Samedi passé – le 9 août -, France 5 a passé en catimini, à 19 heures, un documentaire d’une rare qualité, qui raconte une histoire essentielle dont tout le monde se fout. Celle des perturbateurs endocriniens. Stéphane Horel y décrit par le menu la manière concrète dont les institutions européennes sabotent tout ce qui peut gêner la marche triomphale de l’industrie. Or les perturbateurs endocriniens sont au cœur de la machine, ce qui explique le jeu criminel des transnationales.

Mais un point d’histoire. En 1991, la grande scientifique américaine Theo Colborn réunit dans un bled du Wisconsin – Racine – une poignée d’hérétiques et de marginaux, dont des biologistes.
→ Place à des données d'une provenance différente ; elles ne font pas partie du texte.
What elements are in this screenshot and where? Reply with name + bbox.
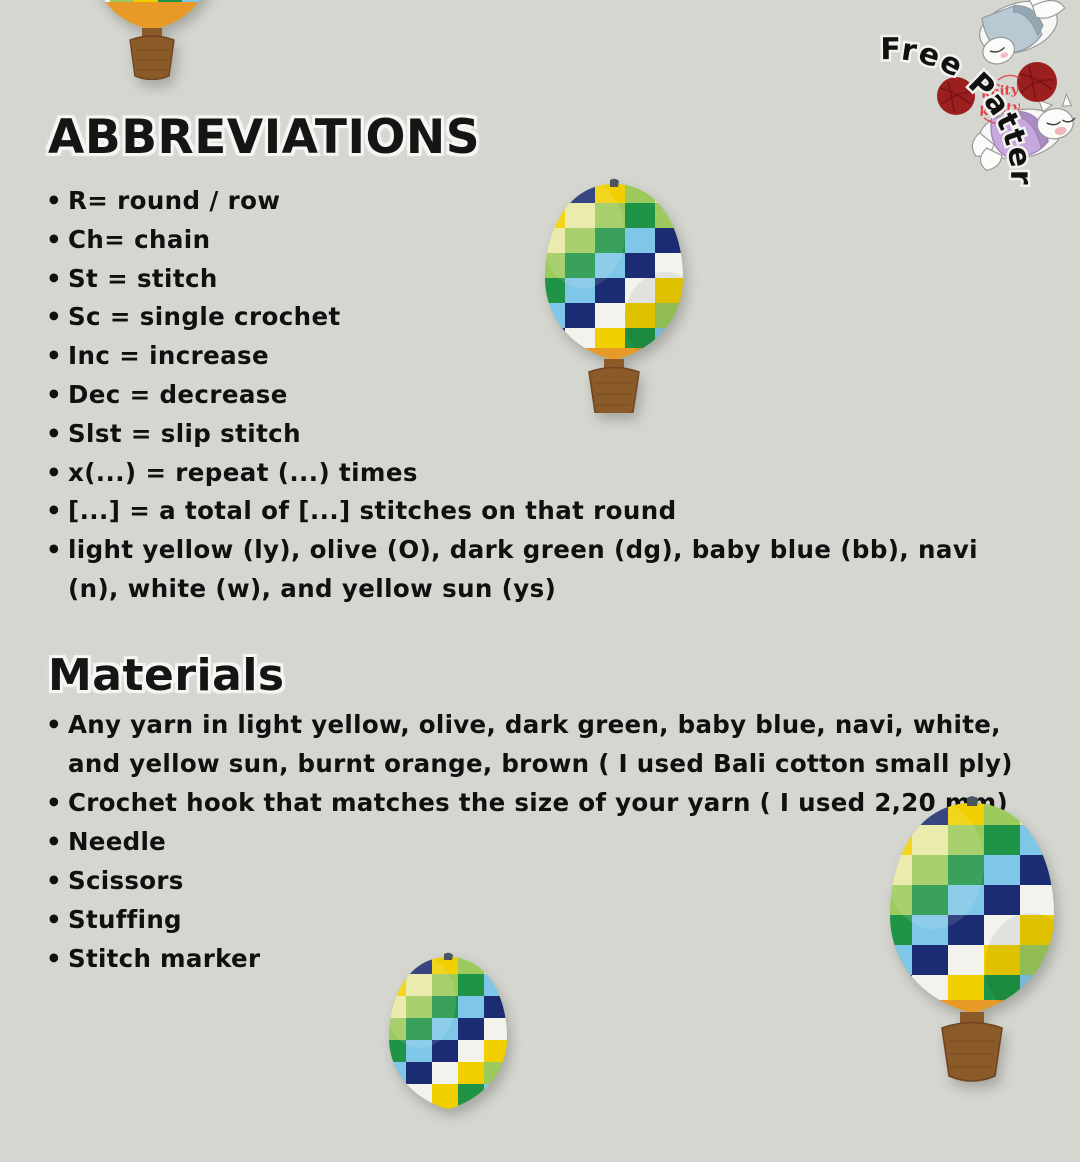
list-item: Any yarn in light yellow, olive, dark gr… (42, 705, 1042, 783)
balloon-photo-center (525, 178, 703, 413)
yarn-ball-icon (1017, 62, 1057, 102)
list-item: x(...) = repeat (...) times (42, 454, 1022, 493)
balloon-photo-bottom-right (866, 795, 1078, 1085)
pattern-page: ABBREVIATIONS R= round / row Ch= chain S… (0, 0, 1080, 1080)
list-item: light yellow (ly), olive (O), dark green… (42, 531, 1022, 609)
free-pattern-watermark: knity knoty Free Pattern (860, 0, 1080, 210)
list-item: [...] = a total of [...] stitches on tha… (42, 492, 1022, 531)
balloon-photo-bottom-center (372, 952, 524, 1162)
materials-heading: Materials (48, 650, 285, 701)
bunny-grey-icon (969, 0, 1075, 68)
list-item: Slst = slip stitch (42, 415, 1022, 454)
abbreviations-heading: ABBREVIATIONS (48, 110, 480, 165)
balloon-photo-top-left (86, 0, 218, 80)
Avant tout le monde, ces pégreleux ont compris que les êtres vivants, humains compris, sont attaqués par un nouvel ennemi, qu’ils nomment aussitôt « perturbateur endocrinien ». C’est (presque) simple : des molécules chimiques de synthèse, présentes dans d’innombrables produits – cosmétiques, pesticides, plastiques, médicaments -, déséquilibrent des fonctions de base, provoquent cancers, infertilité, troubles neurologiques, favorisent l’obésité et le diabète. Comme le dit le film, ils « piratent le système hormonal et jouent avec la testostérone ou les oestrogènes ». Sur une liste à vrai dire interminable, les phtalates, le bisphénol A, les produits ignifuges utilisés pour les télés ou les ordinateurs.

Ce n’est pas grave, c’est dramatique. Car comme le montre Horel, l’Europe, infiltrée en profondeur par des lobbies amoraux, refuse d’agir. Et sabote même les efforts de ceux qui réclament des actes. On se contera ici de deux exemples, aussi écœurants l’un que l’autre. D’abord l’affaire Kortenkamp. En 2011, la Commission européenne, experte en rapports oubliés, en commande un au professeur Andreas Kortenkamp, bon spécialiste des perturbateurs endocriniens. Début 2012, il remet un texte aussi solide qu’honnête, qui est aussitôt placé en quarantaine. Parallèlement, un autre rapport – classique contre-feu – est demandé à un panel de « spécialistes ». Horel enquête et découvre que huit experts du groupe sur dix-huit ont des liens avec l’industrie transnationale. Et que onze d’entre eux n’ont jamais rien publiÈ sur les perturbateurs endocriniens.

L’autre histoire est plus folle. Entre juin et septembre 2013, 18 responsables de 14 revues de toxicologie et de pharmacologie européennes publient le même texte incendiaire. Ces pontes mettent en garde l’Europe, qui s’apprêterait – plus de vingt ans après l’alerte de Colborn ! – à prendre de timides mesures contre les perturbateurs endocriniens. En clair, il ne faut surtout pas, car selon eux, aucune étude ne serait concluante. Mais Horel publie le 23 septembre 2013 un article sensationnel dans Environmental Health News. 17 des 18 signataires « ont des liens passés ou actuels avec l’industrie ».

Son principal rédacteur, Daniel Dietrich, a conseillé une structure des industriels de la chimie, des pesticides et du pétrole, et même réalisé des études avec des employés de Dow Chemical ou Bayer, ces grands philanthropes. L’un des plus lobbies industriels de la planète, International Life Sciences Institute (ILSI), est aux manettes, financé par les secteurs agroalimentaire, chimique, pharmaceutique et des biotechnologies. Et toute velléité de santé publique est de nouveau oubliée par les agences européennes.

Est-ce ainsi que les hommes meurent ? On dirait bien. Malgré l’exemplaire boulot de Stéphane Horel, nul ne bouge. Que fout chez nous Marisol Touraine, ministre de la Santé ? Chaque jour pourtant, on comprend un peu mieux comment agissent les perturbateurs endocriniens, et l’on sait maintenant qu’ils sont toxiques à des doses infinitésimales. Bien au-dessous des normes officielles. Il est déjà très tard.